Erginlik çağına ulaşmamış çocuklar Allah katında namazla yükümlü
değildir. Ancak temyiz yeteneği gelişmiş çocuk namaz kılarsa bu geçerlidir.
Hz. Peygamber’in, çocukların yükümlülük çağına gelmeden önce namaz
disiplinini kazanmış olmalarını sağlamayı hedefleyen hadisi (Ebû Dâvûd,
“Salât”, 26; Müsned, II,180,187) gereğince, çocuk yedi yaşına gelince velisi
tarafından yavaş yavaş namaza alıştırılır; on yaşına ulaştığında bunun
üzerinde biraz daha fazla durulması, hattâ hafif zorlayıcı ve disiplin sağlayıcı
tedbirlere başvurulması gerekir. Pek tabiidir ki, bu hususta söz konusu görev
ve yükümlülük, büluğ çağına ulaşmamış çocuğa değil, velisine yöneliktir.
Nitekim “Ailene namazı emret; kendin de ona sabırla devam et” (Tâhâ
20/132), “Ey iman edenler! Kendinizi ve ailenizi cehennem ateşinden
koruyun” (et-Tahrîm 66 /6) meâlindeki ayetler de bu konuda velinin görevli
ve yükümlü bulunduğunu açıkça ortaya koymaktadır.
Akıl
Dinî yükümlülüklerin söz konusu olabilmesi için, kişinin aklî melekelerinin
yerinde olması (temyiz gücüne sahip bulunması) şarttır. Aklî melekeleri
yerinde olmayan kişiye mecnun (deli) denir ki, günümüzde bu akıl hastası

terimi ile ifade edilmektedir. Akıl hastalığı sürekli olduğu gibi kısa süreli de
olabilir. Kısa süreli baygınlık hali, uyku gibidir; bayılan kişi bu hal geçince
kılamadığı namazları kazâ eder. Uzun süreli baygınlık hali ise namaz
yönünden kısa süreli akıl hastalığı gibidir. Uyuyan kişiden namaz
yükümlülüğü düşmez. “Bir namazı uyku veya unutma sebebiyle vaktinde
kılamayan kimse, onu hatırladığı zaman kılsın” (Ebû Dâvûd, “Salât”, 11)

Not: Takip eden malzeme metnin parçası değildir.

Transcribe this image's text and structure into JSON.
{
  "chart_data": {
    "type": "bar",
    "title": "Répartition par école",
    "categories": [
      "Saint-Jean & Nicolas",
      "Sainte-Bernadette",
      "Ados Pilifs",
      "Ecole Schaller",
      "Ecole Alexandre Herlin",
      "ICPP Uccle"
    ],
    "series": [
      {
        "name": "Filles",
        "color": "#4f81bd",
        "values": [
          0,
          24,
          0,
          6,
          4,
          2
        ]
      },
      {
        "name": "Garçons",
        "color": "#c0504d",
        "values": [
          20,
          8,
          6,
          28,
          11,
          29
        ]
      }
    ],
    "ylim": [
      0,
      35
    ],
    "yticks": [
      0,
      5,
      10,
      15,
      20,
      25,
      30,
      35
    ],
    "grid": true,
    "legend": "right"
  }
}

anlamındaki hadis, uyuyan kişinin uykuda geçen namazlarını ve unutanın
unuttuğu namazları kazâ etmesi gerektiğinin açık bir delilidir. Kadınlar hayız
ve nifas hallerinde ne edâ ne de kazâ yoluyla namaz kılmakla mükellef
değillerdir. Aksine bu dönemlerinde namaz kılmaları haramdır.